Some published works agree with our observations about health care professionals' training needs, best methodologies for addressing them, and identified barriers.

In a questionnaire designed to probe the needs before the start of a research and management training program in the Pacific Islands, many physicians and nurses reported that they lacked basic research competencies (research protocol development, use of spreadsheets, critical reading of scientific papers).24

There is a consensus that traditional short workshops in evidence-based medicine are insufficient to change behaviors, which calls for a comprehensive approach encompassing a multiplicity of levels and dimensions, including basic epidemiology concepts, knowledge transfer, guideline implementation and health policy development.25,26

In line with this problem, the TEACH (Teaching Evidence Assimilation for Collaborative Health Care) program was developed and implemented in the United States, with a recent 5-year outcome report that highlights, as we do, the richness of multidisciplinary collaboration, process optimization using interactive activities and IT systems, on-the-job counseling to tackle context-specific problems, and the complexity of assessing the actual impact of these educational interventions.

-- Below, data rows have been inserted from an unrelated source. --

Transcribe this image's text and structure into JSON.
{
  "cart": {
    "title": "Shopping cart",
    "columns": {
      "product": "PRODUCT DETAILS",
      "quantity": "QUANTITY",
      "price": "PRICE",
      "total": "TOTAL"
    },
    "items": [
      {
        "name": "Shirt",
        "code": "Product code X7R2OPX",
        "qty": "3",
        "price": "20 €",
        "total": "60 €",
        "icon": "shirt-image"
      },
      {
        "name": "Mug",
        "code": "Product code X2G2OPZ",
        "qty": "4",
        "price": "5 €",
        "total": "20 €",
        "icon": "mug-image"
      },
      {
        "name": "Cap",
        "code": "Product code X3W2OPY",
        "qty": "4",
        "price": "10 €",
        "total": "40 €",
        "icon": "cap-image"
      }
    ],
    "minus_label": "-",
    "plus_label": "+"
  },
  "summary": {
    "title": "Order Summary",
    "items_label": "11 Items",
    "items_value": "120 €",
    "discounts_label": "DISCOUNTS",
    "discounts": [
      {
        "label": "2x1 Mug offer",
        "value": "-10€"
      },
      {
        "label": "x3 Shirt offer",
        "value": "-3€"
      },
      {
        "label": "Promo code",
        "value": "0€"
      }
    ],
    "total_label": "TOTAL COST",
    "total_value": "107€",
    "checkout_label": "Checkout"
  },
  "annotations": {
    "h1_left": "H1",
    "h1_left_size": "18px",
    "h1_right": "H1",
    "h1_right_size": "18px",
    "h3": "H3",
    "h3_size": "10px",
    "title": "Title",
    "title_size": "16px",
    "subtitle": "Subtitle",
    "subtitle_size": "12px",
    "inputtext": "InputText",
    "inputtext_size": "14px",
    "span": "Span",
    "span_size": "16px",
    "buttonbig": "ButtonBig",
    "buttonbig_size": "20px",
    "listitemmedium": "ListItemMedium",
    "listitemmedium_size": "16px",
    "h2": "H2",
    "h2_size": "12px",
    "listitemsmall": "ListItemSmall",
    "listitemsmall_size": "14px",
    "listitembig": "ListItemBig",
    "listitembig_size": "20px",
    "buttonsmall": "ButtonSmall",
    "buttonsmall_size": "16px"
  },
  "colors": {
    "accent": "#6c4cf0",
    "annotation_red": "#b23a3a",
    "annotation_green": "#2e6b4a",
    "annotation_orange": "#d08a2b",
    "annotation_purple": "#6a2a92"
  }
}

A two-year program designed to build management capacity of public hospital leaders in Ethiopia is the published experience that best compares to ours; it underscores the need for comprehensive training (covering epidemiology, biostatistics, health economics, quality management) that is eminently practical (real-life problem solving, such as creating budgets) supported by IT systems, and with university collaboration.27

Similar observations were reported in relation to a six-week community leadership development program in Cincinnati designed to enhance context-applied research capabilities in collaboration with academic partners. Many participants became involved in some type of activity in relation to acquired competencies (surveys, public database analysis, assessment of quality improvement programs or interventions, serving on advisory committees).28

Hospital health care professionals' capacity building in research and management is one of the four pillars of the Health Technology Assessment Program implemented in the Hospital in 2001.29 In 2014, the GIP course was redefined on the basis of outcomes, students' suggestions, and newly identified needs.

To meet the demand for more course hours and exercising, course duration was extended to 3 four-month terms, while maintaining the same course load by reducing in-class sessions from 3 to 2 hours a week. The Research block was divided into 4 modules (Protocol, Evidence-based Medicine, Bibliographic Search, and Biostatistics) distributed across the first 2 terms, and they can be taken consecutively or independently, which allows students to better organize themselves and favors the participation of alumni who need to review specific topics. The third four-month term (fifth module, Management) is delivered the following year, while the remaining portion of the year is devoted to project mentoring. With this restructuring, the complete course will be made available to new students every 2 years. It was already launched in 2015, with more than 40 regular students and alumni repeating individual modules.

Systematic data are not available yet for us to objectively quantify the long-term impact of this educational intervention on scientific output and hospital management.

Throughout the years, we have witnessed alumni engagement in research and management activities, such as research protocols, international publications, active serving on committees or working groups, development of multidisciplinary evidence-based guidelines, institutional programs, or proactive involvement in leadership of hospital services. With almost 300 hospital professionals having participated in this course (one fourth of the hospital's permanent staff), this critical mass is expected to bring about positive changes in the institution in the future, and objective measurement of this impact is a new challenge.

CONCLUSIONS

An intensive training program on research and management is a feasible, useful strategy for inhospital capacity-building of pediatric health care professionals in basic tools for research activities, critical interpretation of scientific evidence, and rational management of pediatric health services.